No sé si la procesión irá por dentro pero el Presidente de Gobierno no puede permitirse el lujo de transmitir debilidad en un momento gravísimo, donde los pilares de la Democracia se tambalean en una zona de España. El desafío es brutal y la respuesta que quiere dar, en sintonía con otros líderes políticos y sociales, es de firmeza y proporcionalidad como se ha encargado de decir.
«Pretenden acabar con la democracia y el Estado de Derecho, someter las libertades y los derechos de todos los ciudadanos y quebrar la unidad de la nación española y la convivencia» se le oyó decir, insistiendo en que esas prácticas que estamos viendo en Cataluña nos «retrotraen a otros tiempos que la España constitucional ha dejado atrás definitivamente».
Tiene razón Rajoy, como la tiene Pedro Sánchez y el resto de los líderes que estos días han pasado por Moncloa, independientemente de las siglas que representan o sus discrepancias ideológicas. Hay líneas rojas intolerables y sin respeto a la ley cualquier gobierno pierde su legitimidad.
El problema de Mas no es que haya perdido el respeto a la institución que representa, es que se ha perdido el respeto a sí mismo, mendigando un apoyo a la CUP que -por muy anti sistema que sean- no quiere mancharse las manos, ni contagiarse con el hedor insoportable a corrupción que desprende el president de la Generalitat y el partido que lo sustenta.

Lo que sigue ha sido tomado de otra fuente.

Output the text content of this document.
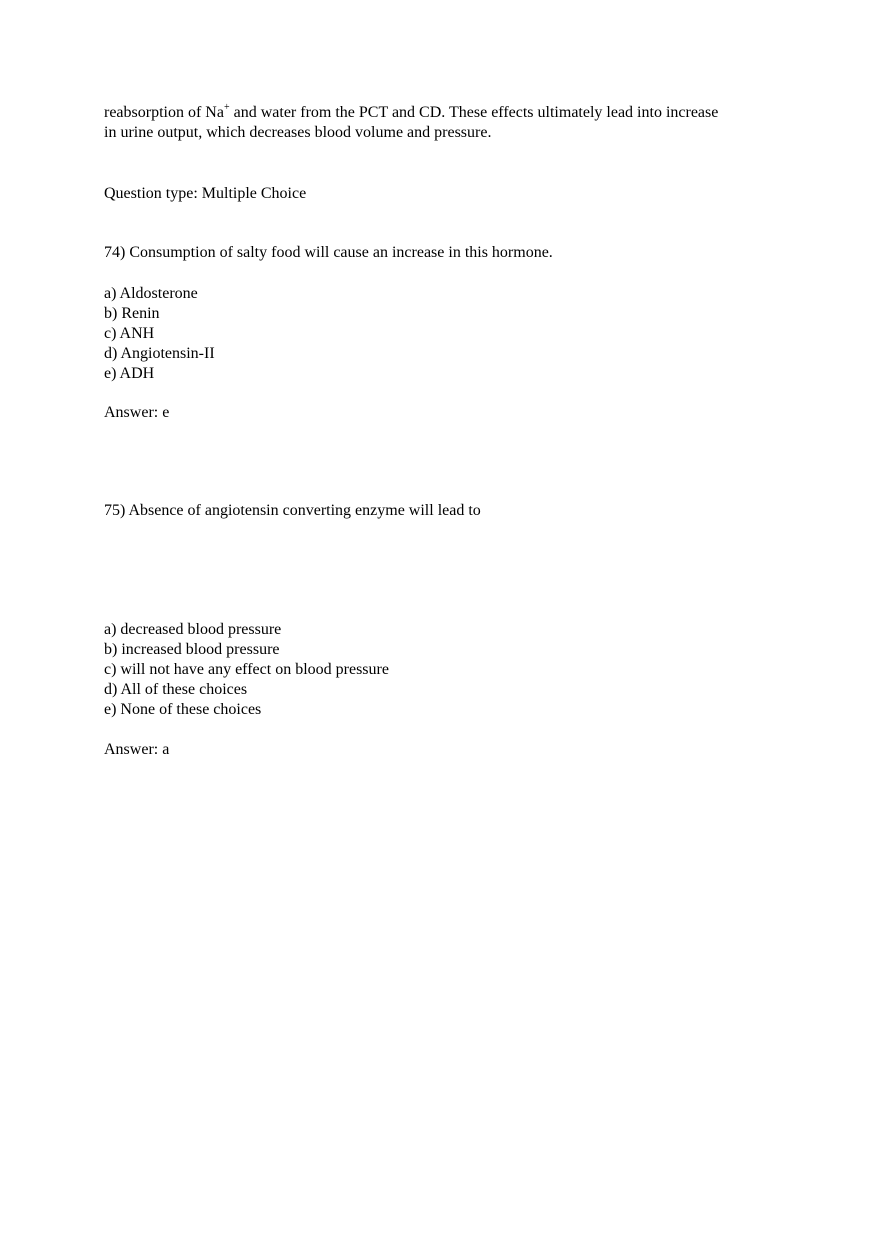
reabsorption of Na+ and water from the PCT and CD. These effects ultimately lead into increase
in urine output, which decreases blood volume and pressure.
Question type: Multiple Choice
74) Consumption of salty food will cause an increase in this hormone.
a) Aldosterone
b) Renin
c) ANH
d) Angiotensin-II
e) ADH
Answer: e
75) Absence of angiotensin converting enzyme will lead to
a) decreased blood pressure
b) increased blood pressure
c) will not have any effect on blood pressure
d) All of these choices
e) None of these choices
Answer: a
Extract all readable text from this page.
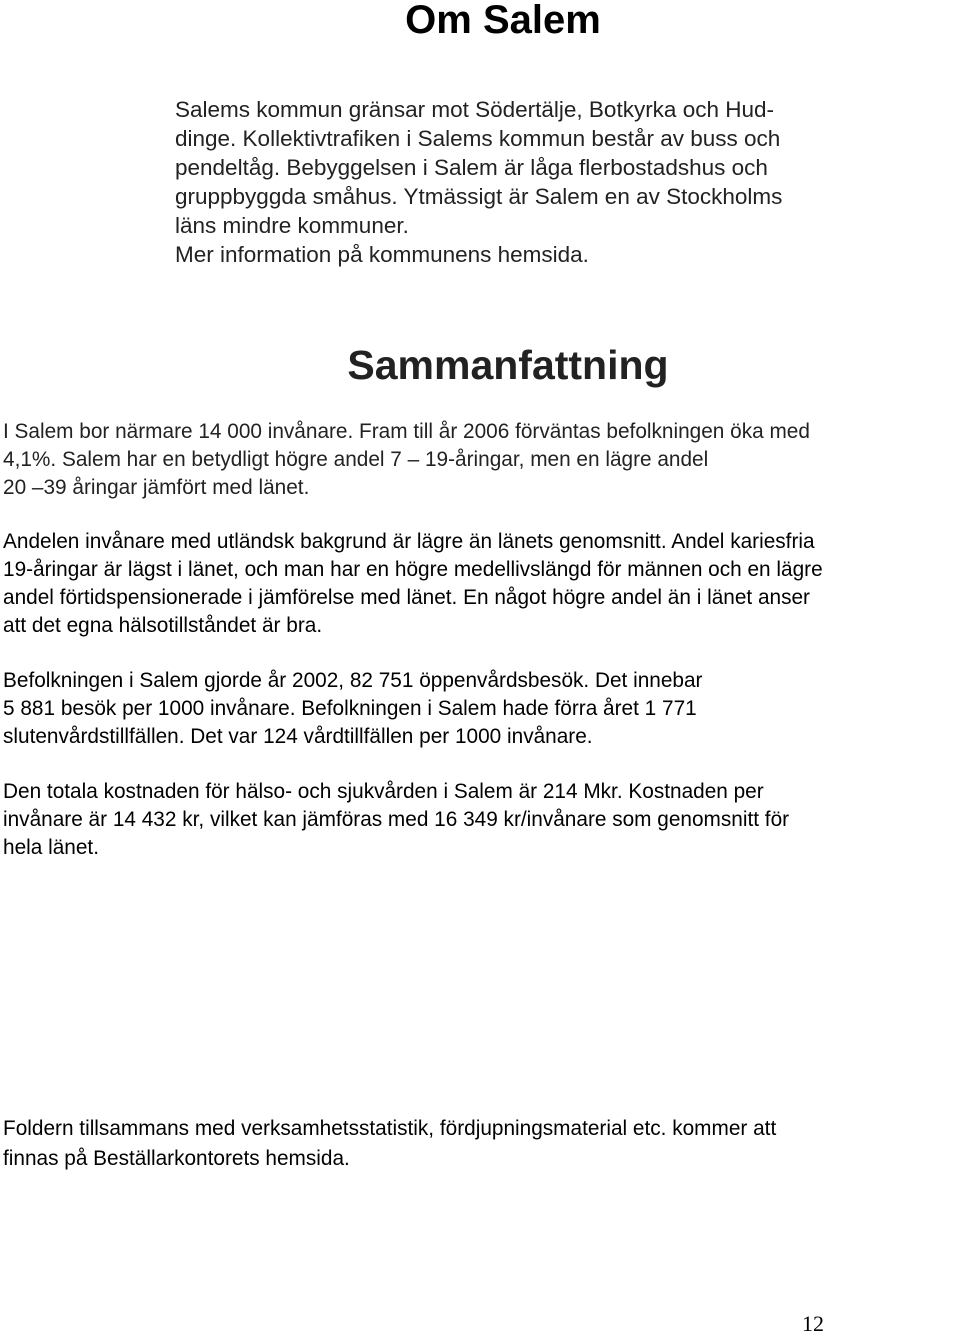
Om Salem

Salems kommun gränsar mot Södertälje, Botkyrka och Hud-
dinge. Kollektivtrafiken i Salems kommun består av buss och
pendeltåg. Bebyggelsen i Salem är låga flerbostadshus och
gruppbyggda småhus. Ytmässigt är Salem en av Stockholms
läns mindre kommuner.
Mer information på kommunens hemsida.

Sammanfattning

I Salem bor närmare 14 000 invånare. Fram till år 2006 förväntas befolkningen öka med
4,1%. Salem har en betydligt högre andel 7 – 19-åringar, men en lägre andel
20 –39 åringar jämfört med länet.

Andelen invånare med utländsk bakgrund är lägre än länets genomsnitt. Andel kariesfria
19-åringar är lägst i länet, och man har en högre medellivslängd för männen och en lägre
andel förtidspensionerade i jämförelse med länet. En något högre andel än i länet anser
att det egna hälsotillståndet är bra.

Befolkningen i Salem gjorde år 2002, 82 751 öppenvårdsbesök. Det innebar
5 881 besök per 1000 invånare. Befolkningen i Salem hade förra året 1 771
slutenvårdstillfällen. Det var 124 vårdtillfällen per 1000 invånare.

Den totala kostnaden för hälso- och sjukvården i Salem är 214 Mkr. Kostnaden per
invånare är 14 432 kr, vilket kan jämföras med 16 349 kr/invånare som genomsnitt för
hela länet.

Foldern tillsammans med verksamhetsstatistik, fördjupningsmaterial etc. kommer att
finnas på Beställarkontorets hemsida.

12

El problema no es que Mas sea un cadáver político, que lo es, o la soledad que trasmite en cada una de sus apariciones. Su problema es el tres por ciento, su complicidad innegable con quien le eligió «hereu» y un horizonte judicial que no lo tapa la estelada ni ninguna bandera.
No sé si sus días están contados, como prevén algunos, pero si está ante el final de la escapada, abandonado a su suerte por lo suyos acusado de traición y con la ley pisándole en los talones por delitos graves como la rebelión o la sedición Más ha pretendido estos días exhibir la ruptura, la desconexión con España como un trofeo para tratar, a la desesperada, de convencer a la CUP de que le apoyara y ha celebrado reuniones a gogó con nocturnidad y alevosía con Romevas, Oriol Junqueras y Rull buscando fórmulas para salir del atolladero.
No las hay porque no le quieren. Han dejado de quererle los propios y los ajenos porque ya no les es útil. Le utilizan como a un juguete roto, le prestan atención y cuando se da la vuelta se ríen con sorna de «sus ocurrencias».
Aquí no hay guiños que valgan a los anticapitalistas, ni disfraces suficientes para tapar lo que hay. «Hay que levantar las alfombras de 35 años de corrupción estructural», le escupió Antonio Baños a la cara cuando Mas le quería hacer una carantoña.
La peor de las traiciones es la que uno se hace a sí mismo y a sus señas de identidad. Roma no paga traidores y Cataluña tampoco. El rictus de Artur Mas tenso, hierático, desencajado es el previo a una muerte política anunciada para regocijo, por cierto de sus «colegas» de la CUP, que le están enterrando vivo.